How the Union Could Win Over the Public
This offseason, clearly, has been defined both by inactivity and an attempt to understand it. As free agents sit home just days before pitchers and catchers are scheduled to report, baseball and its fans have engaged in a conversation about economics and worth, value and spending. For some, inherent to that conversation is a sense that players ought to be content with what they have, that front offices presented with aging sluggers and hurlers have their hands tied. Voices as estimable as Bill James have endeavored to distance ball players from those who do so-called “real work.” Others have posited that owners are just being smart, and that really, don’t grown men playing a game make too much compared to the rest of us already? They aren’t teachers or firefighters, after all.
Players and analysts often seem surprised by this reaction. How can normal folks side with billionaires over millionaires? The incredulity is understandable: when moved to attribute avarice to strangers, it seems as if those with billions would make for more compelling targets. We get worked up over it, furious at the dearth of solidarity, fearful for what it might mean for other, less public struggles that involve our friends and neighbors.
But I wonder if we haven’t made a mistake. We’ve assumed that the sides are clear. But I think most fans don’t see millionaires pitted against billionaires; I think most fans don’t see the owners much at all.

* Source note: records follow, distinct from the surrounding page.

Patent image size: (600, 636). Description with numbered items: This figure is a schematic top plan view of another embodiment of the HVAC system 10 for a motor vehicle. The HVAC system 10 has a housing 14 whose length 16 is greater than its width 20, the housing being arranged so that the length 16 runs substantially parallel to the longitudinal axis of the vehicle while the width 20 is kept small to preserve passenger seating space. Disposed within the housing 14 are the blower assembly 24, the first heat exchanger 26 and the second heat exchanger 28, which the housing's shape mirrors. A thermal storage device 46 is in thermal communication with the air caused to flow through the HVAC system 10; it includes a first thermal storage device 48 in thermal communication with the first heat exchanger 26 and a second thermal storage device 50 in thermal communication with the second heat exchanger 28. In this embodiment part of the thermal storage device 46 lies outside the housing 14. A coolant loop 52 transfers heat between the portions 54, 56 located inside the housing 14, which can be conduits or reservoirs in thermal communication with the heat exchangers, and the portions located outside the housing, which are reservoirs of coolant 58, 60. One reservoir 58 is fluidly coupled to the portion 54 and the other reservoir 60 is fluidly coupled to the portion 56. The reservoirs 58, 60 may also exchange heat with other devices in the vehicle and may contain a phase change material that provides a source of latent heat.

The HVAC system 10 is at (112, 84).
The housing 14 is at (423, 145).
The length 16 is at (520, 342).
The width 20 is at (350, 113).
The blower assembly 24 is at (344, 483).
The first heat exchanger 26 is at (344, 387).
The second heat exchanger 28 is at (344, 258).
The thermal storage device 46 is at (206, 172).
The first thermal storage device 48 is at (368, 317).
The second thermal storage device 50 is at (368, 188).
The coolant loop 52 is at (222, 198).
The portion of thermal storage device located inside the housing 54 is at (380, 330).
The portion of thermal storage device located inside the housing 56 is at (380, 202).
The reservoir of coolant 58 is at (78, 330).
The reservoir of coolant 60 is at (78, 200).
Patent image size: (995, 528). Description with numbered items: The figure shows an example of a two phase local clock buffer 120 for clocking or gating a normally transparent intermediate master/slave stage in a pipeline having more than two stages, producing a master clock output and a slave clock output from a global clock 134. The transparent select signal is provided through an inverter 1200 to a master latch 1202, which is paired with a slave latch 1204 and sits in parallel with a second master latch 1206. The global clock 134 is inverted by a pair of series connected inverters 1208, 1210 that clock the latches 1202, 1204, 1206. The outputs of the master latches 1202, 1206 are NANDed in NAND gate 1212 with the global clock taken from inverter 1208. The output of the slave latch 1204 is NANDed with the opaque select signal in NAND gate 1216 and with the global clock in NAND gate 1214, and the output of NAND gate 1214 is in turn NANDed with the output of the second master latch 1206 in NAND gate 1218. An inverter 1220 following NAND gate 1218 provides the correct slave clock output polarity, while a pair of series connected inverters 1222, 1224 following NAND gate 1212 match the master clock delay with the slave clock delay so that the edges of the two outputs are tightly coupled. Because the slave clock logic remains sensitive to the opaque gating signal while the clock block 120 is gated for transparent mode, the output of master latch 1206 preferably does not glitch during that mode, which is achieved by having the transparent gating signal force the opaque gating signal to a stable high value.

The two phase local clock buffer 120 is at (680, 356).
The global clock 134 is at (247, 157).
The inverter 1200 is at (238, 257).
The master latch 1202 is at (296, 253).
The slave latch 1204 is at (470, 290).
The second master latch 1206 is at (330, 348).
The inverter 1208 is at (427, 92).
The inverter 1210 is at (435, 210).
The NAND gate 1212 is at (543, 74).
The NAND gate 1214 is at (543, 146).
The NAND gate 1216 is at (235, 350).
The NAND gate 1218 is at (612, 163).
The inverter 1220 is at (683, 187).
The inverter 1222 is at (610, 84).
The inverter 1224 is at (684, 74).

Players stretch out over green fields. They thump home runs. They give us little bits of themselves to take with us. But players also leave. They give themselves to new people, people who aren’t our folks, who live in different places. They do that to us, or that’s how it can feel. The fan’s relationship with a player must necessarily be flexible. Players are a source of great fun and joy, but also embodiments of frustration. Fans weave those feelings, those experiences, together into a fabric in which we can cloak ourselves, a name across our backs, but one which is also liable to be pulled taut and ripped apart when we perceive conflict with the name on the front.